Trade exists without governments. It will occur whether governments interfere or not. It can be assisted or hampered by governments, however, and governments will involve themselves in it because they stand to gain from doing so. None of that means it is solely directed by governments, in case we have forgotten Guilds or things like the Silk Road or Red Sea trade, most of which involved, yes, small groups in caravans or convoys out for profit, and which were only occasionally maintained by the governments in question directly, mostly to secure greater profit.

This is all ignoring such anachronisms in the current system as Ethiopia trading with Muscovy in the 16th Century.

North King said:
Obviously Tawantinsuyu and the Kongo Kingdom aren't going to trade by the Silk Road, but that doesn't deny the existence of the Silk Road.
Yes, because China, the Central Asian Nomads, Persia, India, and the Ottomans all got together and decided to build and maintain a trade system sending goods West to get rich. It didn't occur as a result of individuals or groups wanting to get rich and then the government noticing and deciding that such a stable revenue system should be protected. Most definitely not.

They all signed Trade Agreements with Byzantium Poland-Lithuania and Genoa and spent EP on projects to construct it.
 
As I've said, the best way to handle this would be to simply remove trade routes all together and replace them by adding more eco centers where necessary. Eco centers are meant to represent, among other things, the influence, regional concentration, and, most importantly here, amount of trade.
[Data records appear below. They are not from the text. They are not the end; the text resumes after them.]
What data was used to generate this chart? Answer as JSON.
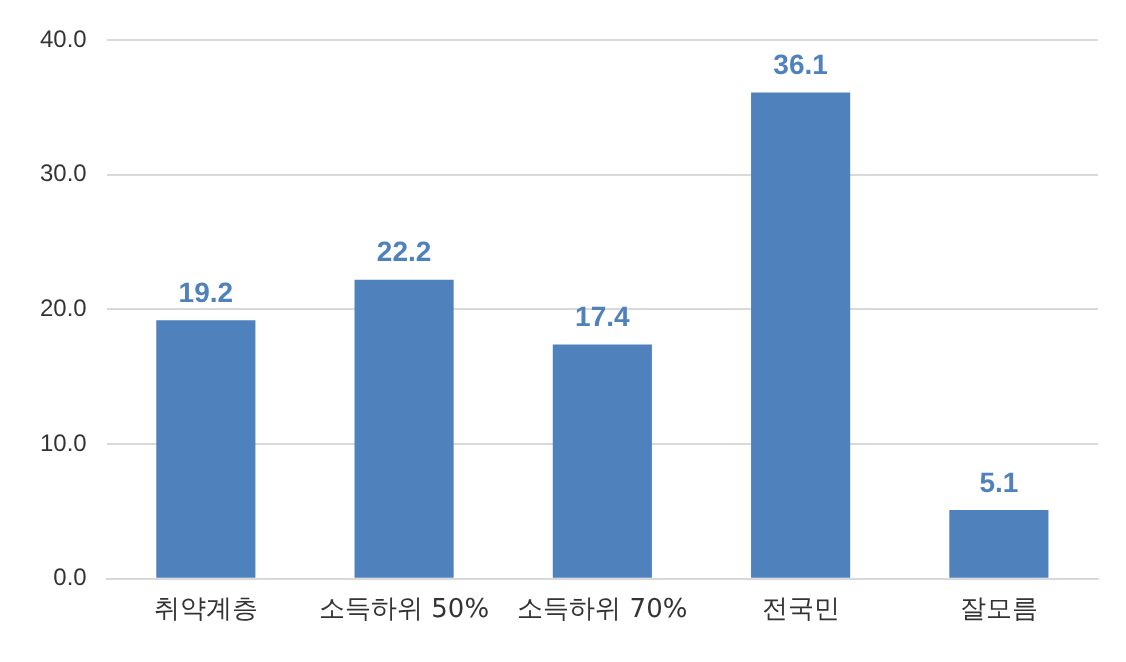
{
  "chart_data": {
    "type": "bar",
    "categories": [
      "취약계층",
      "소득하위 50%",
      "소득하위 70%",
      "전국민",
      "잘모름"
    ],
    "values": [
      19.2,
      22.2,
      17.4,
      36.1,
      5.1
    ],
    "color": "#4f81bd",
    "ylim": [
      0,
      40
    ],
    "yticks": [
      {
        "value": 0,
        "label": "0.0"
      },
      {
        "value": 10,
        "label": "10.0"
      },
      {
        "value": 20,
        "label": "20.0"
      },
      {
        "value": 30,
        "label": "30.0"
      },
      {
        "value": 40,
        "label": "40.0"
      }
    ],
    "grid": "y",
    "data_labels": true,
    "legend": false
  }
}
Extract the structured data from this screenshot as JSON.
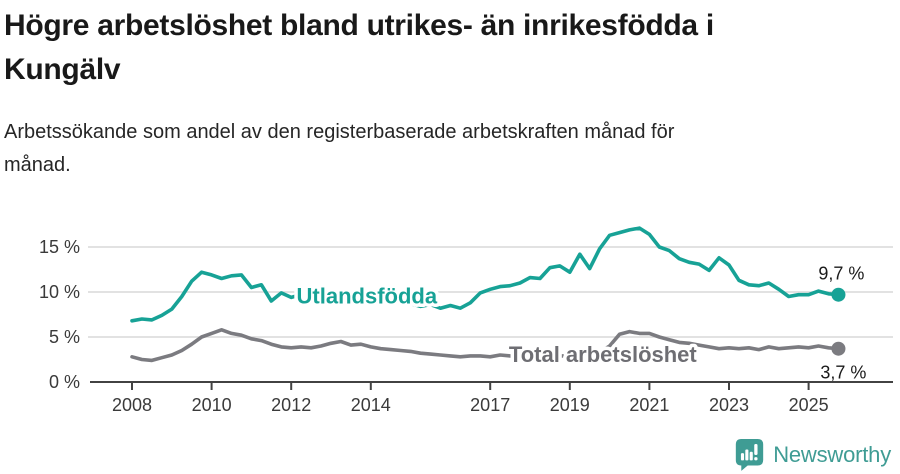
{
  "header": {
    "title_lines": [
      "Högre arbetslöshet bland utrikes- än inrikesfödda i",
      "Kungälv"
    ],
    "subtitle_lines": [
      "Arbetssökande som andel av den registerbaserade arbetskraften månad för",
      "månad."
    ]
  },
  "branding": {
    "name": "Newsworthy",
    "color": "#3f9c94"
  },
  "chart_data": {
    "type": "line",
    "title": "Högre arbetslöshet bland utrikes- än inrikesfödda i Kungälv",
    "xlabel": "",
    "ylabel": "",
    "ylim": [
      0,
      18
    ],
    "xlim": [
      2006.9,
      2027.1
    ],
    "grid": "horizontal",
    "legend": "inline-labels",
    "y_ticks": [
      {
        "value": 0,
        "label": "0 %"
      },
      {
        "value": 5,
        "label": "5 %"
      },
      {
        "value": 10,
        "label": "10 %"
      },
      {
        "value": 15,
        "label": "15 %"
      }
    ],
    "x_ticks": [
      {
        "value": 2008,
        "label": "2008"
      },
      {
        "value": 2010,
        "label": "2010"
      },
      {
        "value": 2012,
        "label": "2012"
      },
      {
        "value": 2014,
        "label": "2014"
      },
      {
        "value": 2017,
        "label": "2017"
      },
      {
        "value": 2019,
        "label": "2019"
      },
      {
        "value": 2021,
        "label": "2021"
      },
      {
        "value": 2023,
        "label": "2023"
      },
      {
        "value": 2025,
        "label": "2025"
      }
    ],
    "x": [
      2008,
      2008.25,
      2008.5,
      2008.75,
      2009,
      2009.25,
      2009.5,
      2009.75,
      2010,
      2010.25,
      2010.5,
      2010.75,
      2011,
      2011.25,
      2011.5,
      2011.75,
      2012,
      2012.25,
      2012.5,
      2012.75,
      2013,
      2013.25,
      2013.5,
      2013.75,
      2014,
      2014.25,
      2014.5,
      2014.75,
      2015,
      2015.25,
      2015.5,
      2015.75,
      2016,
      2016.25,
      2016.5,
      2016.75,
      2017,
      2017.25,
      2017.5,
      2017.75,
      2018,
      2018.25,
      2018.5,
      2018.75,
      2019,
      2019.25,
      2019.5,
      2019.75,
      2020,
      2020.25,
      2020.5,
      2020.75,
      2021,
      2021.25,
      2021.5,
      2021.75,
      2022,
      2022.25,
      2022.5,
      2022.75,
      2023,
      2023.25,
      2023.5,
      2023.75,
      2024,
      2024.25,
      2024.5,
      2024.75,
      2025,
      2025.25,
      2025.5,
      2025.75
    ],
    "series": [
      {
        "name": "Utlandsfödda",
        "color": "#17a296",
        "label_color": "#17a296",
        "end_label": "9,7 %",
        "last_value": "9,7 %",
        "label_pos": {
          "x": 2013.9,
          "y": 8.7
        },
        "values": [
          6.8,
          7.0,
          6.9,
          7.4,
          8.1,
          9.5,
          11.2,
          12.2,
          11.9,
          11.5,
          11.8,
          11.9,
          10.5,
          10.8,
          9.0,
          9.9,
          9.4,
          9.7,
          9.4,
          9.7,
          9.5,
          9.8,
          9.4,
          9.6,
          9.2,
          9.4,
          8.9,
          9.1,
          8.7,
          8.4,
          8.6,
          8.2,
          8.5,
          8.2,
          8.8,
          9.9,
          10.3,
          10.6,
          10.7,
          11.0,
          11.6,
          11.5,
          12.7,
          12.9,
          12.2,
          14.2,
          12.6,
          14.8,
          16.3,
          16.6,
          16.9,
          17.1,
          16.4,
          15.0,
          14.6,
          13.7,
          13.3,
          13.1,
          12.4,
          13.8,
          13.0,
          11.3,
          10.8,
          10.7,
          11.0,
          10.3,
          9.5,
          9.7,
          9.7,
          10.1,
          9.8,
          9.7
        ]
      },
      {
        "name": "Total arbetslöshet",
        "color": "#7b7b80",
        "label_color": "#6e6e73",
        "end_label": "3,7 %",
        "last_value": "3,7 %",
        "label_pos": {
          "x": 2019.83,
          "y": 2.2
        },
        "values": [
          2.8,
          2.5,
          2.4,
          2.7,
          3.0,
          3.5,
          4.2,
          5.0,
          5.4,
          5.8,
          5.4,
          5.2,
          4.8,
          4.6,
          4.2,
          3.9,
          3.8,
          3.9,
          3.8,
          4.0,
          4.3,
          4.5,
          4.1,
          4.2,
          3.9,
          3.7,
          3.6,
          3.5,
          3.4,
          3.2,
          3.1,
          3.0,
          2.9,
          2.8,
          2.9,
          2.9,
          2.8,
          3.0,
          2.9,
          2.9,
          2.9,
          2.8,
          2.8,
          2.9,
          2.9,
          3.0,
          3.1,
          3.3,
          4.0,
          5.3,
          5.6,
          5.4,
          5.4,
          5.0,
          4.7,
          4.4,
          4.3,
          4.1,
          3.9,
          3.7,
          3.8,
          3.7,
          3.8,
          3.6,
          3.9,
          3.7,
          3.8,
          3.9,
          3.8,
          4.0,
          3.8,
          3.7
        ]
      }
    ]
  }
}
Additionaly, eco centers represent both gov't control and merchant freedom, as gov't can take actions to increase/concentrate trade to make new eco centers while merchants determine wether the efforts succeed or if an eco center pops up without the gov't doing anything at all. Finally, in terms of modability, eco centers are far superior as they are really rather easy to manage, especially compared to trade routes.
 
There is a significant difference between trade routes, trade agreements, and tarriffs. Switch your subject, and certain elements of your argument will become invalid.